The battle over net neutrality flared up again in the US on Thursday as opponents and supporters exchanged proposals and rhetoric.
The Federal Communications Commission (FCC) said that it will move forward with efforts to enforce neutrality rules on the web, and prevent telcos from deliberately throttling traffic based on a user's application or destination.
FCC chairman Julius Genachowski said that the laws are necessary to keep the internet free and open, and to ensure that smaller web sites and services are given a fair chance to succeed in an open market.
"The internet's openness has allowed entrepreneurs and innovators, small and large, to create countless applications and services without having to seek permission from anyone," said Genachowski.
"As a result, internet pioneers with little more than a good idea and a no-frills internet connection have built hundreds of thousands of small businesses as well as web giants."
Opponents of the initiative have also stepped up their efforts.
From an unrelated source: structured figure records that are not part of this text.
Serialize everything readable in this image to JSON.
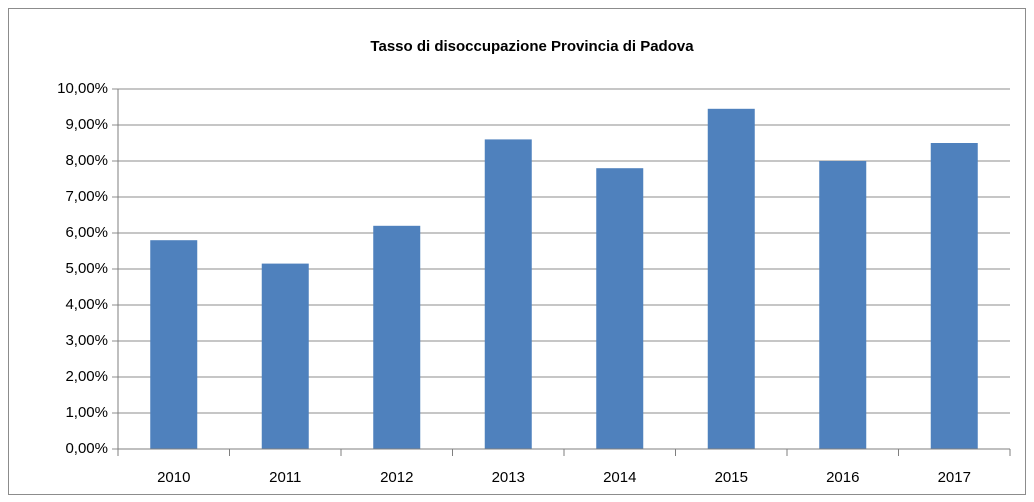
{
  "chart_data": {
    "type": "bar",
    "title": "Tasso di disoccupazione Provincia di Padova",
    "categories": [
      "2010",
      "2011",
      "2012",
      "2013",
      "2014",
      "2015",
      "2016",
      "2017"
    ],
    "values": [
      5.8,
      5.15,
      6.2,
      8.6,
      7.8,
      9.45,
      8.0,
      8.5
    ],
    "color": "#4f81bd",
    "ylim": [
      0,
      10
    ],
    "yticks": [
      {
        "value": 0,
        "label": "0,00%"
      },
      {
        "value": 1,
        "label": "1,00%"
      },
      {
        "value": 2,
        "label": "2,00%"
      },
      {
        "value": 3,
        "label": "3,00%"
      },
      {
        "value": 4,
        "label": "4,00%"
      },
      {
        "value": 5,
        "label": "5,00%"
      },
      {
        "value": 6,
        "label": "6,00%"
      },
      {
        "value": 7,
        "label": "7,00%"
      },
      {
        "value": 8,
        "label": "8,00%"
      },
      {
        "value": 9,
        "label": "9,00%"
      },
      {
        "value": 10,
        "label": "10,00%"
      }
    ],
    "grid": true
  }
}
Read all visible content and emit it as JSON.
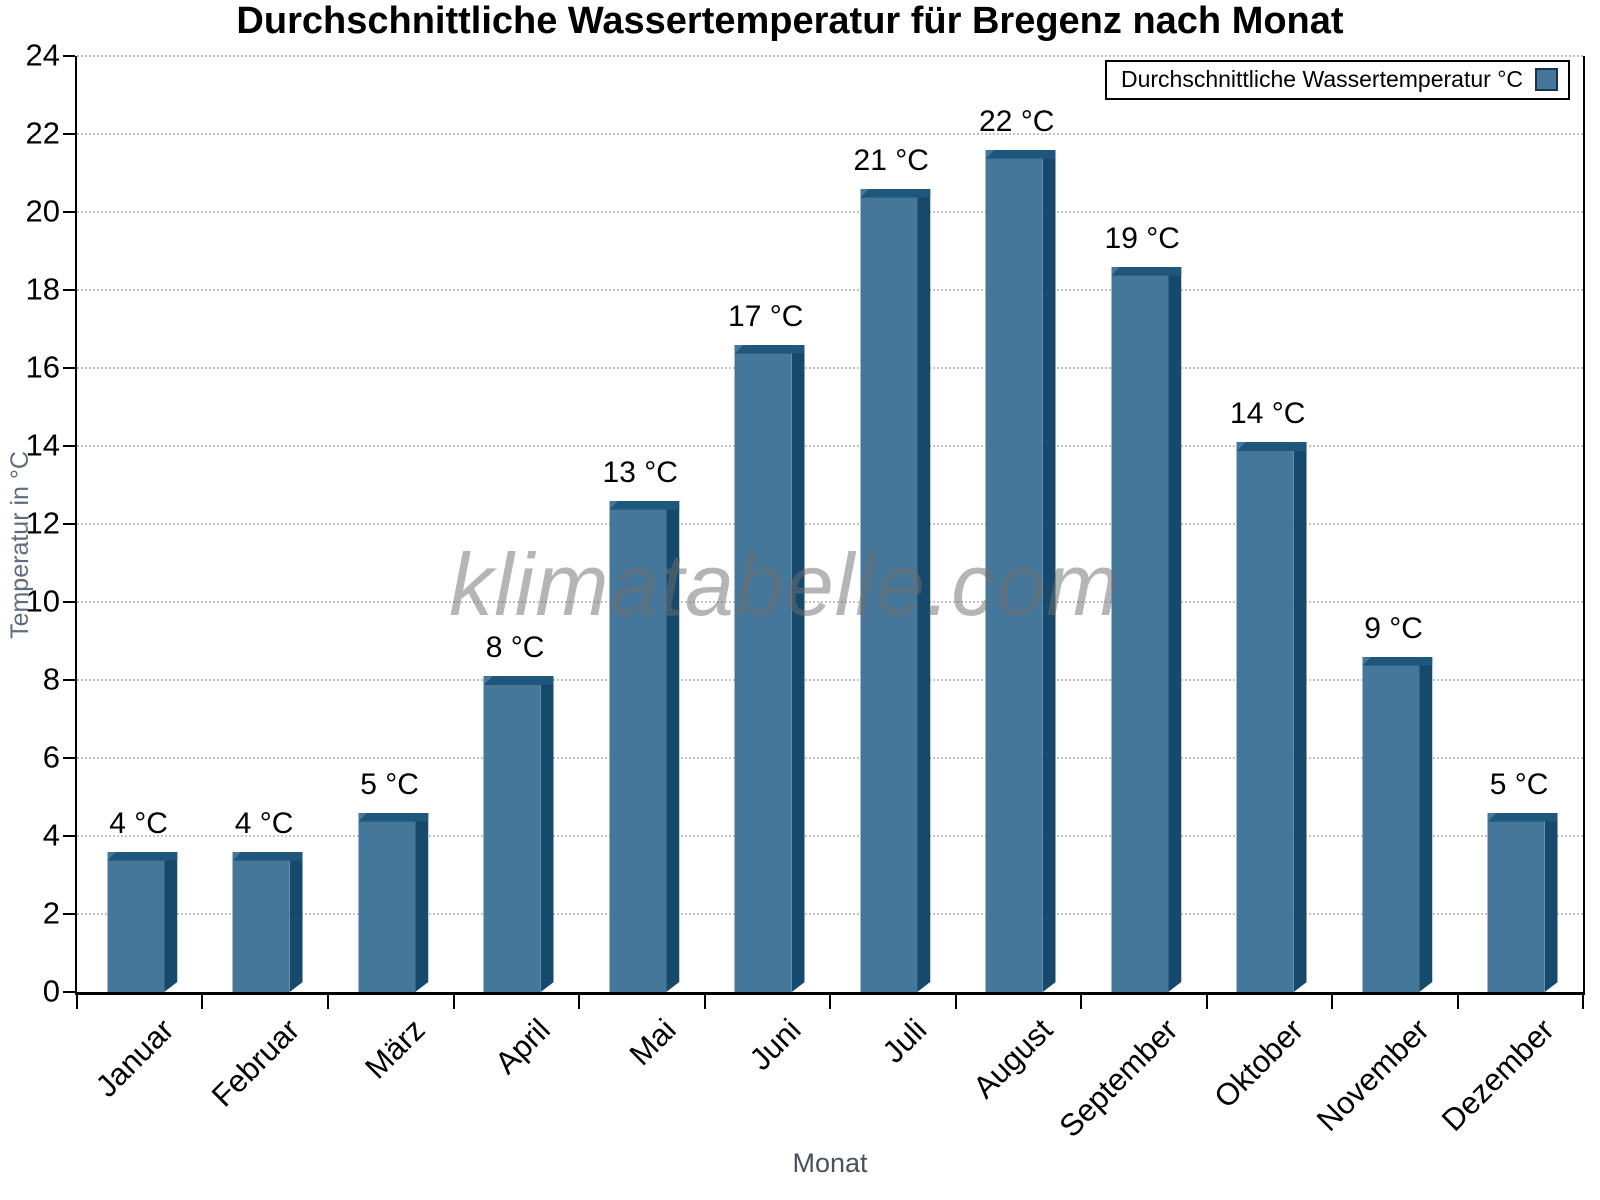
{
  "title": "Durchschnittliche Wassertemperatur für Bregenz nach Monat",
  "watermark": "klimatabelle.com",
  "legend": {
    "label": "Durchschnittliche Wassertemperatur °C"
  },
  "chart_data": {
    "type": "bar",
    "title": "Durchschnittliche Wassertemperatur für Bregenz nach Monat",
    "xlabel": "Monat",
    "ylabel": "Temperatur in °C",
    "ylim": [
      0,
      24
    ],
    "ytick_step": 2,
    "grid": "horizontal-dotted",
    "legend_position": "top-right",
    "legend_entry": "Durchschnittliche Wassertemperatur °C",
    "categories": [
      "Januar",
      "Februar",
      "März",
      "April",
      "Mai",
      "Juni",
      "Juli",
      "August",
      "September",
      "Oktober",
      "November",
      "Dezember"
    ],
    "values": [
      3.6,
      3.6,
      4.6,
      8.1,
      12.6,
      16.6,
      20.6,
      21.6,
      18.6,
      14.1,
      8.6,
      4.6
    ],
    "bar_labels": [
      "4 °C",
      "4 °C",
      "5 °C",
      "8 °C",
      "13 °C",
      "17 °C",
      "21 °C",
      "22 °C",
      "19 °C",
      "14 °C",
      "9 °C",
      "5 °C"
    ],
    "colors": {
      "bar_face": "#45779b",
      "bar_side": "#17496c",
      "bar_top": "#1f567c",
      "grid": "#c4c4c4",
      "axis": "#000000",
      "axis_title": "#5e6e7e"
    }
  }
}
Senator John McCain has issued new legislation to prevent the FCC from addressing net neutrality, and criticised the FCC's efforts in an editorial for The Washington Times on Thursday.
"These new rules should rightly be viewed by consumers suspiciously as another government power grab over a private service provided by private companies in a competitive marketplace," wrote McCain.
"This government takeover of the internet will stifle innovation, which will in turn hinder job creation."
Regulators in the European Union are also struggling with the issue. Earlier in the day the European Parliament voted to weaken its legislation on net neutrality and allow telcos greater control over how traffic can be managed.